Vanden Heuvel’s husband Stephen Cohen, a former
professor of Russian Studies at Princeton and New York Universities, has
long been the Putin regime’s loudest apologist in the United States, and so
it’s predictable that he would join his wife in rationalizing Trump’s alarming
amenity with Moscow. Recently
on CNN, Cohen defended Trump’s chumminess toward the Russian president by
asserting that “Vladimir Putin wants to end the new Cold War.” If that’s the
case, Putin has a very strange way of showing it, considering how his regime
invaded and occupied two of Russia’s neighbors, launched massive military
exercises simulating nuclear strikes on NATO capitals, funds an assortment of
extremist political parties across Europe, and pumps out virulent anti-Western
propaganda 24/7. “Ricky Vaughn,” one of the most prominent, pro-Trump white
supremacist “alt right” Twitter personalities, admiringly
posted a video of Cohen’s interview on Twitter, a portent of the synthesis
between right-wing isolationism and left-wing anti-imperialism the Trump
phenomenon has produced.
27.
During the Cold War, when Moscow made a moral
claim (however tenuous) to supporting the workers of the world, Western
progressives at least had a patina of intellectual justification (however thin)

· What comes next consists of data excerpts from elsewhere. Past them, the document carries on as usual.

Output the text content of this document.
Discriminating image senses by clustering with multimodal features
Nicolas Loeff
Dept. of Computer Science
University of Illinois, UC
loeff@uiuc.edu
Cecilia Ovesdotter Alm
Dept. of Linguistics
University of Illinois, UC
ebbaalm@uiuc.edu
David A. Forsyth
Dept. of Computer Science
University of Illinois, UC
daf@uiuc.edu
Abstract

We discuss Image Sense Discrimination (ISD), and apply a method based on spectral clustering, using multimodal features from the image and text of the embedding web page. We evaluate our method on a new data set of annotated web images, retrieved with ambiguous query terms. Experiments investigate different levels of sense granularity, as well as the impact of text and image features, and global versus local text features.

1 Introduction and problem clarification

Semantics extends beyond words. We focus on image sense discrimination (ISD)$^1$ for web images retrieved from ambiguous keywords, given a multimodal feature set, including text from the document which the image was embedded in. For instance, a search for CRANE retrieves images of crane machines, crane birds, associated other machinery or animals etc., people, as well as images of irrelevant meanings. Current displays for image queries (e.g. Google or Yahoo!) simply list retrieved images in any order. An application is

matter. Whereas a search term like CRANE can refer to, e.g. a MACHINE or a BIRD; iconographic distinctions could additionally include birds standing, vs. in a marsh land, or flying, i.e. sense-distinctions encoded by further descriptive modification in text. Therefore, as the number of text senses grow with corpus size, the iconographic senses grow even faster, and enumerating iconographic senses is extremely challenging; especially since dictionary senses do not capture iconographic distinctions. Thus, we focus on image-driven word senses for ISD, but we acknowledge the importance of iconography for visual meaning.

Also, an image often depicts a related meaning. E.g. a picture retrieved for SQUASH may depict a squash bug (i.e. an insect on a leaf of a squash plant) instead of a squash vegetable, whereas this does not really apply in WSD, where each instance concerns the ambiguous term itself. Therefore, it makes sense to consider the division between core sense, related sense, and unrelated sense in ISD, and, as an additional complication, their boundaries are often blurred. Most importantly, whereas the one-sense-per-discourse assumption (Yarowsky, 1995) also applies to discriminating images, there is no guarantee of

for sympathizing with the Soviet Union. Today, however, Russia is the world
headquarters of global reaction, a predatory crony capitalist state that screws
the poor, oppresses gays, pronounces itself the last bulwark of traditional
Western Christianity, and suborns a variety of far right and outright
neo-fascist political forces across the European continent. There is nothing
remotely “left-wing” or progressive or even “anti-imperialist” about the Putin
regime, on the contrary, it is the most imperialist power on earth, illegally
occupying the territory of two sovereign countries and coveting much more.
28.
Some progressives, however, captive to a crude
and one-dimensional anti-Americanism, routinely talk themselves into defending
the Russian gangster state. Having justified the appalling behavior of
reactionaries abroad, it’s only natural they would validate one here at home.